We stopped getting responses from the victim container at let's say t1, we got errors in dependent services at t1+2mins and container was taken away by ECS at t1+3mins
Our health check configurations are below :
Protocol HTTP
Path /healthcheck
Port traffic port
Healthy threshold 10
Unhealthy threshold 2
Timeout 5
Interval 10
Success codes 200
Let me know if you need any more information, I will be happy to provide it. Configurations which we are running are :
docker info
Containers: 11
Running: 11
Paused: 0
Stopped: 0
Images: 6
Server Version: 18.06.1-ce
Storage Driver: overlay2
Backing Filesystem: xfs
Supports d_type: true
Native Overlay Diff: true
Logging Driver: json-file
Cgroup Driver: cgroupfs
Plugins:
Volume: local
Network: bridge host macvlan null overlay
Log: awslogs fluentd gcplogs gelf journald json-file logentries splunk syslog
Swarm: inactive
Runtimes: runc
Default Runtime: runc
Init Binary: docker-init
containerd version: 468a545b9edcd5932818eb9de8e72413e616e86e
runc version: 69663f0bd4b60df09991c08812a60108003fa340
init version: fec3683
Security Options:
seccomp
Profile: default
Kernel Version: 4.14.138-89.102.amzn1.x86_64
Operating System: Amazon Linux AMI 2018.03
OSType: linux
Architecture: x86_64
CPUs: 16
Total Memory: 30.41GiB
Name: ip-172-32-6-105
ID: IV65:3LKL:JESM:UFA4:X5RZ:M4NZ:O3BY:IZ2T:UDFW:XCGW:55PW:D7JH
Docker Root Dir: /var/lib/docker
Debug Mode (client): false
Debug Mode (server): false
Registry: https://index.docker.io/v1/
Labels:
Experimental: false
Insecure Registries:
127.0.0.0/8
Live Restore Enabled: false
There should some indication about resource contention or service crashing or genuine network failure to explain all this. But as mentioned there was nothing which we got to know caused any issue.

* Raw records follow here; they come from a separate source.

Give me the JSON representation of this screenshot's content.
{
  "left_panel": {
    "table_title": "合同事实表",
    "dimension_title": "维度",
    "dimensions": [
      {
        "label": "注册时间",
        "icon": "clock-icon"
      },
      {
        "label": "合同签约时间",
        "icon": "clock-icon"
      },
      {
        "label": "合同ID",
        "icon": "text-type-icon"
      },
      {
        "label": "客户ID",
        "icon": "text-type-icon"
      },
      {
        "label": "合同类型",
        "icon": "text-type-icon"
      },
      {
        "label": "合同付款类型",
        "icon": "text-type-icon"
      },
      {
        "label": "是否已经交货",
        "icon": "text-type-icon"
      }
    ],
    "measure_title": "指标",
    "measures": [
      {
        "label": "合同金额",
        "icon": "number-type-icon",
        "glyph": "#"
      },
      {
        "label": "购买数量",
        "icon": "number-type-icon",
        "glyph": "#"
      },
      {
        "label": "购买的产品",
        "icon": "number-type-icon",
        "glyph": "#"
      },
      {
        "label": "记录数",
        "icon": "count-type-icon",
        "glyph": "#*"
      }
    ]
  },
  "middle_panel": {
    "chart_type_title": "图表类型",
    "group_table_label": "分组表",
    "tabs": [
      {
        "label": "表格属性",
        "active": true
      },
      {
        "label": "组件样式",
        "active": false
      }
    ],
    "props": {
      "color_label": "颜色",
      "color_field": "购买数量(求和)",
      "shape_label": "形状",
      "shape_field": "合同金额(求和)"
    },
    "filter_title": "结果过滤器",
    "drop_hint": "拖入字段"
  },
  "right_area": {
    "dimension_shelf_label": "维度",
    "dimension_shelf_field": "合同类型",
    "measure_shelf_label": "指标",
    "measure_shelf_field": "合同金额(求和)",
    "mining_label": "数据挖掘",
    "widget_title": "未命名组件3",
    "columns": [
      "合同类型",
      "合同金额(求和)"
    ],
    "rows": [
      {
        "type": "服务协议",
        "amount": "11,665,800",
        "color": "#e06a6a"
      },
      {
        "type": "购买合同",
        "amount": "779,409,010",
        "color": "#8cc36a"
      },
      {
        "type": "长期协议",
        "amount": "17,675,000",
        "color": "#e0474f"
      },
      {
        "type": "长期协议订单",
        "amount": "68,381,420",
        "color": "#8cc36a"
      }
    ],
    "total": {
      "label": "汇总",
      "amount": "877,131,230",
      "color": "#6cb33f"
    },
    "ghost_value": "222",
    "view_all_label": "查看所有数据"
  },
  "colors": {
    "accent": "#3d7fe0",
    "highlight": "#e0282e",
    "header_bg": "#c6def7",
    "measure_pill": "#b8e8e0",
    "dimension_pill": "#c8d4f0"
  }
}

Your steps from 1 to 7 almost no thing do with the error.
service example-service (instance i-016b0a460d9974567) (port 1047) is
unhealthy in target-group example-service due to (reason Request timed
out)
The error is very clear, you ECS service is not reachable to Load balancer health check.
Target Group Unhealthy
When this is the case, go straight and check the container SG, Port, application status or health status code.
Possible reason
There might be the case, there is no route Path /healthcheck in the backend service
The status code from /healthcheck is not 200
Might be the case that target port is invalid, configure it correctly, if an application running on port 8080 or 3000 it should be 3000 or 8080
The security group is not allowing traffic on the target group
Application is not running in the container
These are the possible reason when there is a timeout from health check.
I faced the same issue of ( Reason request timeout ).
I managed to solve it by updating my security-group inbound rules.
Currently, there was no rule defined in Inbound rules so I add general allow-all traffic for the ipv4 rule for the time being because I was in development at that time.